Measuring the Factors of Hesitancy in Saudi Population toward COVID-19 Vaccines.
Authors: Dr. Roba Attar(1*), Dr. Alaa Karkashan(2), Dr. Basma Abbas(3), Mr. Abdullatif Almarashi(4), Mr. Talat Hashem(5)
Assistant Professor Department of biology, University of Jeddah, Saudi Arabia(1*)
Assistant Professor Department of biology, University of Jeddah, Saudi Arabia(2)
Assistant professor, Microbiology, Department of biology, University of Jeddah, Saudi Arabia(3)
Deputy Director of research and studies department, Directors of Health Affairs in Jeddah Province. MOH, Saudi Arabia(4)
Immunology laboratory specialist. Makkah Regional laboratory. MOH, Saudi Arabia(5)
COVID-19 has major effects on the population, enforcing lockdowns and strict precautions across the world to deter the virus from spreading. The pandemic presents a significant threat to our health and well-being.

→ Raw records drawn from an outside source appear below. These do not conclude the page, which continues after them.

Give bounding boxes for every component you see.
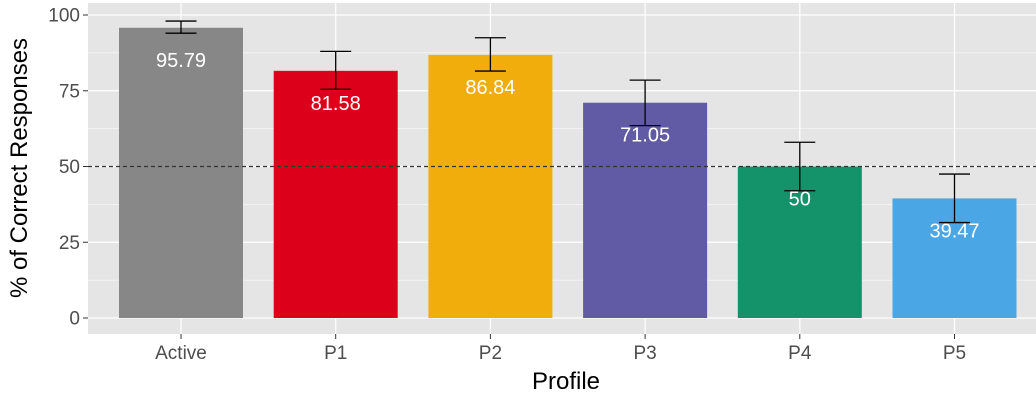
error-bars (165, 20, 970, 224)
data-label: 86.84 (465, 77, 515, 99)
data-label: 50 (789, 189, 811, 211)
x-axis: Active P1 P2 P3 P4 P5 (155, 334, 966, 364)
bar-p1 (273, 70, 398, 319)
minor-gridlines (88, 52, 1036, 281)
bar-active (119, 27, 243, 319)
data-label: 95.79 (156, 50, 206, 72)
x-tick-label: P1 (324, 343, 347, 364)
x-tick-label: P2 (479, 343, 502, 364)
data-label: 71.05 (620, 125, 670, 147)
y-tick-label: 75 (59, 81, 80, 102)
y-axis: 0 25 50 75 100 (48, 6, 88, 330)
bar-p3 (583, 102, 708, 318)
y-tick-label: 25 (59, 233, 80, 254)
data-label: 81.58 (311, 93, 361, 115)
bar-p4 (737, 166, 862, 318)
y-axis-title: % of Correct Responses (6, 38, 33, 298)
x-tick-label: P5 (943, 343, 966, 364)
y-tick-label: 0 (69, 309, 80, 330)
x-axis-title: Profile (532, 368, 600, 394)
x-tick-label: P4 (788, 343, 812, 364)
x-tick-label: P3 (633, 343, 656, 364)
y-tick-label: 100 (48, 6, 80, 27)
y-tick-label: 50 (59, 157, 80, 178)
data-labels: 95.79 81.58 86.84 71.05 50 39.47 (156, 50, 980, 243)
bar-p2 (428, 54, 553, 318)
plot-panel (88, 3, 1036, 334)
x-tick-label: Active (155, 343, 207, 364)
data-label: 39.47 (929, 220, 979, 242)
bars (119, 27, 1017, 319)
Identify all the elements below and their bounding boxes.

As vaccines become available, COVID-19 lethality may be reduced by promoting widespread immunization. To achieve herd immunity thresholds for COVID-19, an estimated 70% of the population must be vaccinated. The public’s approval determines the success of the vaccination program. Understanding the factors that contribute to COVID-19 vaccine hesitancy is important. Therefore, this cross-sectional study was conducted on the Saudi population from all the regions of the Kingdom of Saudi Arabia to evaluate the level of knowledge about COVID-19 vaccines, estimate the turnout level for receiving the COVID-19 vaccine, and understand the reasons behind hesitancy toward COVID-19 vaccines. A total of 1,148 adults completed a web-based questionnaire, and the study tested several sociocultural and environmental variables that affect the community’s hesitancy toward vaccination. Results showed that gender characteristics had almost no effect on acceptance of the vaccination. Individuals of the younger age group < 30 demonstrated an increase in the rate of vaccine hesitancy (53%) compared with individuals from the older age groups > 40 (34.43%).
In addition, middle and higher education groups were found to have significant vaccine hesitancy (77.4%) compared with the less educated group (41.1%). The most common concern among the non-vaccine takers in this questionnaire was that of vaccine safety: these participants believed the vaccine would result in health problems (49.3%), and most participants agreed (64%) that this was due to the insufficient duration of vaccine administration for safety evaluation.